An alert without a runbook is just noise with a name. Every alert should have a runbook_url annotation linking to documentation that answers:

  1. What does this alert mean? Plain-language explanation.
  2. What are the common causes? List them.
  3. How do I investigate? Step-by-step queries and commands.
  4. How do I resolve it? Mitigation steps.
  5. Who else should I contact? Escalation path.

Template:

annotations:
  summary: "{{ $labels.job }} error rate above 5%"
  description: |
    Service {{ $labels.job }} has an error rate of {{ printf "%.2f" $value }}%.
    Threshold: 5%. Duration: 5m.
  runbook_url: "https://runbooks.internal/high-error-rate"

Testing Alert Rules

Use promtool to unit-test your alerting rules:

# tests/alert_tests.yml
rule_files:
  - ../rules/application.rules.yml

tests:
  - interval: 1m
    input_series:
      - series: 'http_requests_total{status="500", job="api"}'
        values: "0+10x30"  # 10 req/s for 30 minutes
      - series: 'http_requests_total{status="200", job="api"}'
        values: "0+190x30" # 190 req/s for 30 minutes

    alert_rule_test:
      - eval_time: 15m
        alertname: HighErrorRate
        exp_alerts:
          - exp_labels:
              severity: critical
              job: api
promtool test rules tests/alert_tests.yml

Testing prevents broken alerting from making it to production. Your on-call rotation will thank you.

Anti-Patterns to Avoid

Alerting on symptoms, not causes — alert on user-visible error rate, not on CPU usage (which may or may not matter).
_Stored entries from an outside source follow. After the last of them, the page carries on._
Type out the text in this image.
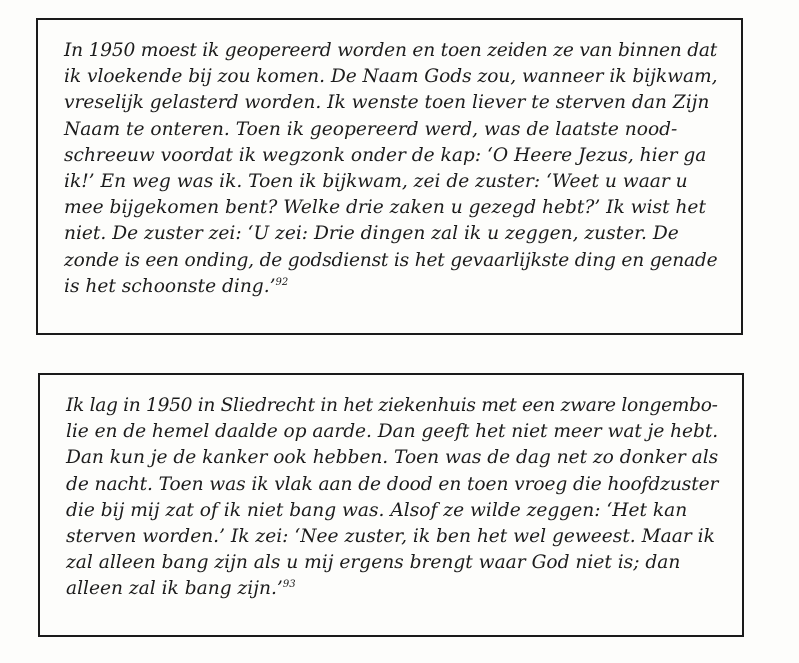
In 1950 moest ik geopereerd worden en toen zeiden ze van binnen dat
ik vloekende bij zou komen. De Naam Gods zou, wanneer ik bijkwam,
vreselijk gelasterd worden. Ik wenste toen liever te sterven dan Zijn
Naam te onteren. Toen ik geopereerd werd, was de laatste nood-
schreeuw voordat ik wegzonk onder de kap: ‘O Heere Jezus, hier ga
ik!’ En weg was ik. Toen ik bijkwam, zei de zuster: ‘Weet u waar u
mee bijgekomen bent? Welke drie zaken u gezegd hebt?’ Ik wist het
niet. De zuster zei: ‘U zei: Drie dingen zal ik u zeggen, zuster. De
zonde is een onding, de godsdienst is het gevaarlijkste ding en genade
is het schoonste ding.’$^{92}$

Ik lag in 1950 in Sliedrecht in het ziekenhuis met een zware longembo-
lie en de hemel daalde op aarde. Dan geeft het niet meer wat je hebt.
Dan kun je de kanker ook hebben. Toen was de dag net zo donker als
de nacht. Toen was ik vlak aan de dood en toen vroeg die hoofdzuster
die bij mij zat of ik niet bang was. Alsof ze wilde zeggen: ‘Het kan
sterven worden.’ Ik zei: ‘Nee zuster, ik ben het wel geweest. Maar ik
zal alleen bang zijn als u mij ergens brengt waar God niet is; dan
alleen zal ik bang zijn.’$^{93}$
Thresholds without context — “CPU > 80%” means nothing without knowing what’s normal for that service.

Missing for clauses — transient metric spikes generate alert noise.

Alerts without runbooks — if the engineer can’t do anything with the alert at 3 AM, it shouldn’t page them.

Too many critical alerts — when everything is critical, nothing is.

Good alerting is opinionated and minimal. You want your on-call engineers to trust every page they receive. That trust is earned one well-tuned rule at a time.